Detta altrimenti: la “giustizia riparativa” è un cambio di paradigma. È il reato osservato (anche) con occhi diversi, nelle conseguenze che produce sulle persone. L’idea nasce negli anni Ottanta, in nord America, e forse un motivo c’è. E attenzione, i protagonisti sono tre, non due: da una parte la vittima (o le vittime, o i loro famigliari), dall’altra chi il crimine l’ha commesso, in mezzo un mediatore. Il primo passo è sondare il terreno: si prendono i contatti, si verifica se un incontro è possibile. E qui niente è garantito, né da una parte né dall'altra: serve che l’indagato (o l’imputato) ammetta la propria responsabilità e serve il sì della vittima o dei suoi cari. Un sì che arriva più spesso di quanto si creda: nel suo Il perdono responsabile (Ponte alle Grazie) Gherardo Colombo annota che, tra le parti lese, «quasi sei su dieci accettano la mediazione».

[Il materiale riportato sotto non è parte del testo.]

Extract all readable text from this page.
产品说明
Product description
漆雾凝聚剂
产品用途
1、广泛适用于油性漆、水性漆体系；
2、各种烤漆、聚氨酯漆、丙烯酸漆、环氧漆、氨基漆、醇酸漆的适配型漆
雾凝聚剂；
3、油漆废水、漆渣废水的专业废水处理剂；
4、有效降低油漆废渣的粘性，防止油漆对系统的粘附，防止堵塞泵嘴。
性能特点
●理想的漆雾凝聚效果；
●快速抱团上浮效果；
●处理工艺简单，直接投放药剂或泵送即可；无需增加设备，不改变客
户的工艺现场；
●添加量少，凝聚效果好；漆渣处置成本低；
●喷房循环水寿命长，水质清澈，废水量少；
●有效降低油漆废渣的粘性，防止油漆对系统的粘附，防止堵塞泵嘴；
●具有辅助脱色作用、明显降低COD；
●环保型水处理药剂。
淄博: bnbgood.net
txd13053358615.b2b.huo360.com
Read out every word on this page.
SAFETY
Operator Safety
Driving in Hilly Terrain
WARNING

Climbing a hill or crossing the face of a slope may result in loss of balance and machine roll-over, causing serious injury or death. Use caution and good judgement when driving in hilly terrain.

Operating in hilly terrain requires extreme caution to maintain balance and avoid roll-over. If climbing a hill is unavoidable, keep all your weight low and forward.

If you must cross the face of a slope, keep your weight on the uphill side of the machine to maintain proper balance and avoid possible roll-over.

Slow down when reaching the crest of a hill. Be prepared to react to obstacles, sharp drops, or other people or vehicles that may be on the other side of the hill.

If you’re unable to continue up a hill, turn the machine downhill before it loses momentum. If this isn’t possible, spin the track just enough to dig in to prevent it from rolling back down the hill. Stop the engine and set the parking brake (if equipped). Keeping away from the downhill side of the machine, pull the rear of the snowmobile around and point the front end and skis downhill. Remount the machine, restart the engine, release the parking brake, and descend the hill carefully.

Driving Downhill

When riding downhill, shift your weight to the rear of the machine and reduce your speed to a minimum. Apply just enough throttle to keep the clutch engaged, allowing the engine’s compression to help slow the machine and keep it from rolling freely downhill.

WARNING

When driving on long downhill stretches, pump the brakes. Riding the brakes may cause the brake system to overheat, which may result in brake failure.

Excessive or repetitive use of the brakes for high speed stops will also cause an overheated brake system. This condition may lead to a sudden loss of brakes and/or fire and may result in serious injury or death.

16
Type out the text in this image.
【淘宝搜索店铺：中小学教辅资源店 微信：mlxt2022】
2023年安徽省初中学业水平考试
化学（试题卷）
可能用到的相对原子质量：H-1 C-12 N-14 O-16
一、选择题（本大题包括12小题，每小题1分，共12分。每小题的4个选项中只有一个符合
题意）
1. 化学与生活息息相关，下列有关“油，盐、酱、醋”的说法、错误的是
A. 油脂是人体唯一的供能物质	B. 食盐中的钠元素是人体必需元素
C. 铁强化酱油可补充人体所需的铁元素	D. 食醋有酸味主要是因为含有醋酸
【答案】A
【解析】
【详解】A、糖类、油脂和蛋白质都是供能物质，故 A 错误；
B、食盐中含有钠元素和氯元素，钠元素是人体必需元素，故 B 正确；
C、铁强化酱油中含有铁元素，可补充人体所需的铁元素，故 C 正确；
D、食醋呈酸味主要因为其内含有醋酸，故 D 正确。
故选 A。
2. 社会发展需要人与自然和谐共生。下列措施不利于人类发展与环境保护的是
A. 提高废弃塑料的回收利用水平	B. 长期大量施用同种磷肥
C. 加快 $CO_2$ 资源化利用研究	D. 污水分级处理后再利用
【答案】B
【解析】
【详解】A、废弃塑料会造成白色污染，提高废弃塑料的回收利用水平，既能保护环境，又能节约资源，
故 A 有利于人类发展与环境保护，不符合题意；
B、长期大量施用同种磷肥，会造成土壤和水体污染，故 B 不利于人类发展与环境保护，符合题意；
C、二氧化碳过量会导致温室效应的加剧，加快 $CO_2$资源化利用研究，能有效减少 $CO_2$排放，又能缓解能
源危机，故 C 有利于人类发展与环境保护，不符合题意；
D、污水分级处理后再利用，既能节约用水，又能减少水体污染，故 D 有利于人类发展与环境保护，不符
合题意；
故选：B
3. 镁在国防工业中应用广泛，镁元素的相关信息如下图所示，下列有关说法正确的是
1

Mica bruscolini. Dopodiché la palla passa al mediatore, che organizza gli incontri: quanti, non lo dice nessuna regola; come, invece, sì, sempre e solo faccia a faccia. Il traguardo vale doppio. Chi ha sbagliato fa i conti con quello che ha fatto, e con quanto è grave; chi ha subìto riceve una riparazione, simbolica o materiale che sia, che porta comunque scritto sopra: scuse.